Bu Orhon anıtlarından küçükçe boyutlu üç tanesi (heyet, burada, o zamana kadar bilinmiyen bir anıt daha keşfetmiş; böylece gruptaki anıtların sayısı beşe yükselmiştir), bilinmiyen kişilere adanmış, sözü geçen stel’lerle süslenmiş; geri kalan ikisi ise, Türk hükümdar hanedanının iki ulu üyesinin hâtırasını ebedî kılmak üzere dikilmiştir; bunların biri Bilge-Kagan, öbürü, küçük kardeşi prens Kül-Tegin’dir. Son zamanlara kadar bunların burada gömülü olduğu -bir iki istisna bir yana- genel olarak kabul olunuyordu.
Bu iki kişiliğin işgal ettikleri mevkii ve Orhon Türklerinin tarihindeki önemlerini kısaca özetliyelim :
Sibirya ve Moğolistan’da bulunan Türk kabileleri, 630 yılında Çin egemenliği altında idiler. Aşağı yukarı elli yıl sonra İlteris-Kagan Türklerin -ancak dar bir ülke üzerinde- bağımsızlığını tazelemeyi başardı. Kısa ömürlü olan bu yeni devletin merkezinde, Jis Ötüken adlı dağlık otlak yer bulunuyordu; burası, olası olarak, Orhon nehir bölgesindeki Changai sıradağından bir parça idi. Bilge-Kagan ile Kül-Tegin, İlteris’in oğulları idiler, İlteris’in ölümünden sonra hükümeti geçici olarak eline geçiren hanedanın yan-sülâlesini cinayet yoliyle ortadan kaldırmakla, Kül-Tegin, ağabeyinin tahta çıkmasına yardım etti. Bilge-Kagan’ın saltanatı zamanında Türk ordusunun serdarı pâyesini taşıyan Kül-Tegin, birtakım zaferler kazanmıştır ki, bunların hepsi ve bilhassa Çinliler üzerine zaferleri, stel’deki metinde sayılmaktadır. Demek ki Türk kabileleri tarihinde, Çinlilerle karşı bağımsızlıklarını korumak şerefi, bu iki kardeşe aittir.

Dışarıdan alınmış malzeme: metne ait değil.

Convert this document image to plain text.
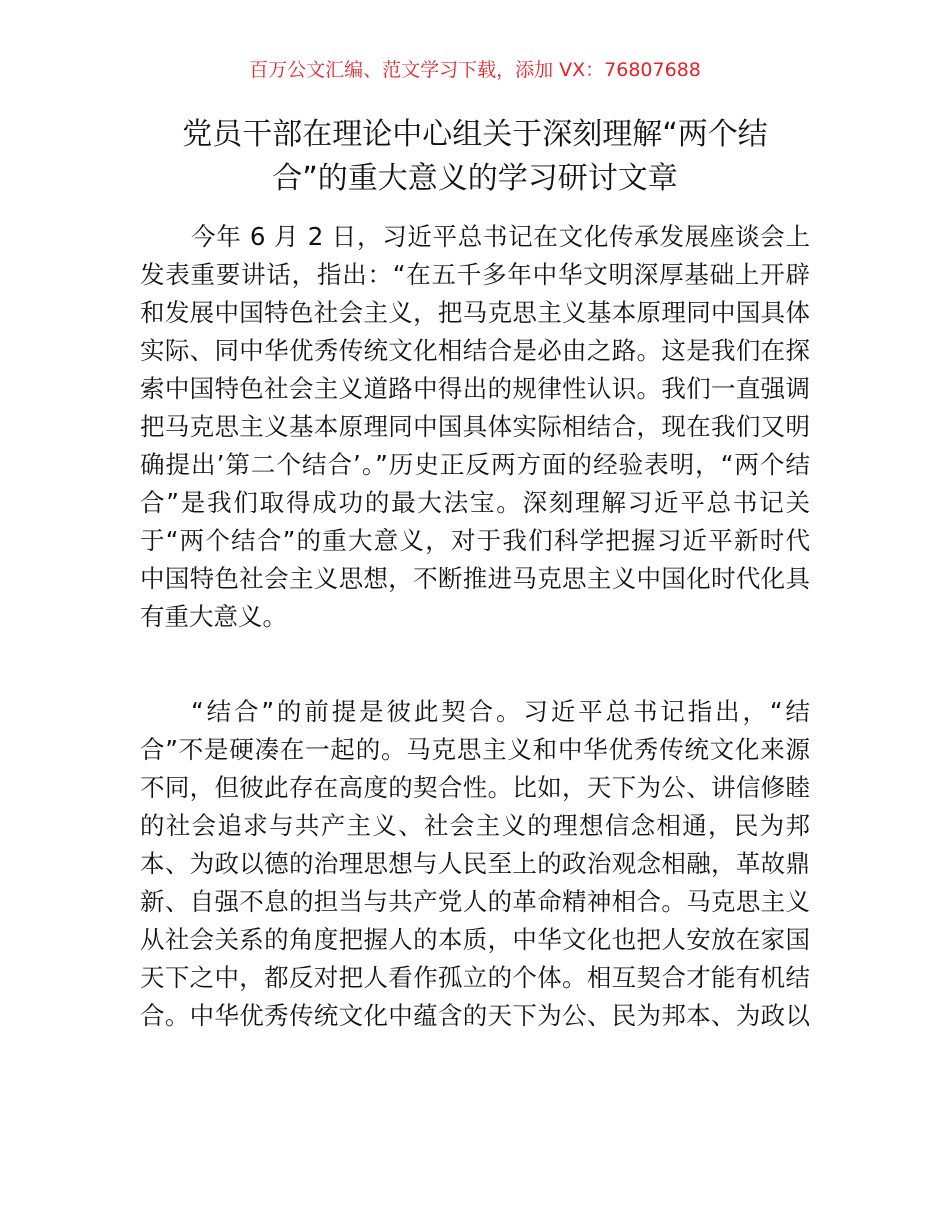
百万公文汇编、范文学习下载，添加 VX：76807688
党员干部在理论中心组关于深刻理解“两个结
合”的重大意义的学习研讨文章
今年 6 月 2 日，习近平总书记在文化传承发展座谈会上
发表重要讲话，指出：“在五千多年中华文明深厚基础上开辟
和发展中国特色社会主义，把马克思主义基本原理同中国具体
实际、同中华优秀传统文化相结合是必由之路。这是我们在探
索中国特色社会主义道路中得出的规律性认识。我们一直强调
把马克思主义基本原理同中国具体实际相结合，现在我们又明
确提出’第二个结合’。”历史正反两方面的经验表明，“两个结
合”是我们取得成功的最大法宝。深刻理解习近平总书记关
于“两个结合”的重大意义，对于我们科学把握习近平新时代
中国特色社会主义思想，不断推进马克思主义中国化时代化具
有重大意义。
“结合”的前提是彼此契合。习近平总书记指出，“结
合”不是硬凑在一起的。马克思主义和中华优秀传统文化来源
不同，但彼此存在高度的契合性。比如，天下为公、讲信修睦
的社会追求与共产主义、社会主义的理想信念相通，民为邦
本、为政以德的治理思想与人民至上的政治观念相融，革故鼎
新、自强不息的担当与共产党人的革命精神相合。马克思主义
从社会关系的角度把握人的本质，中华文化也把人安放在家国
天下之中，都反对把人看作孤立的个体。相互契合才能有机结
合。中华优秀传统文化中蕴含的天下为公、民为邦本、为政以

Mogol ülkesine yerleşmiş olan Türklerin tarihi üzerine epey bilgi sahibi isek de, memleketin Mogol-öncesi iskânı çağı, arkeoloji bakımından bir bütün olarak az tanınmaktadır. Bunun içindir ki, Çekoslovak Bilimler Akademisi ile Mogol Bilim Komitesinin birlikte çalışması çerçevesi içinde, bu yazının yazarının 1957’de Moğolistan’ da yapmış olduğu oryantasyon (istikşaf) seyahatinden sonra, her şeyden önce Kül-Tegin anıtının müşterek olarak araştırılması plânı kabul edilmiştir.
Bu amaçla, Prag’da, Çekoslovak Bilimler Akademisi Arkeoloji Enstitüsünün bir sefer heyeti 1958 yılı Temmuzunun başında Moğolistan Halk Cumhuriyetine hareket etmiştir; bu yazıyı yazanın yönetiminde bulunan heyet, çalışma ve yaşama şartları güç stepte hayatın bütün zorluklarını yenmek için gerekli bütün araçlarla donanmıştı. Ulanbator’da bir Mogol grubu heyete katılmıştır. Çekoslovakya’dan sefere, yazardan başka, bir asistan, bir topoğraf, bir fotoğraf, bir şoför, bir ekonomi (idare) şefi ve bir paleontolog katılmıştır. Seferin hekimi, Arkeoloji Enstitüsünün bir üyesi olan Dr. E. Vlcek idi; kendisi ayrıca da Chalcha kabilesinin bugünkü üyeleri üzerinde önemli antropoloji ölçüleri almıştır. Mogollardan, araştırmalara arkeolog olarak Serodschab (Mogol Heyetinin Başkanı), Perlee ve Navan, etnograf Badam-Chatam katılmışlardır. Bunlardan başka, Sovyet arkeologu Volkov ile eşi de burada çalışmışlardır. İşçilik çalışmalarını Ulanbator Üniversitesi öğrencileri üzerlerine almışlardır. Çekoslovak - Mogol Sefer Heyetinin bütününde 40’dan fazla üye vardı.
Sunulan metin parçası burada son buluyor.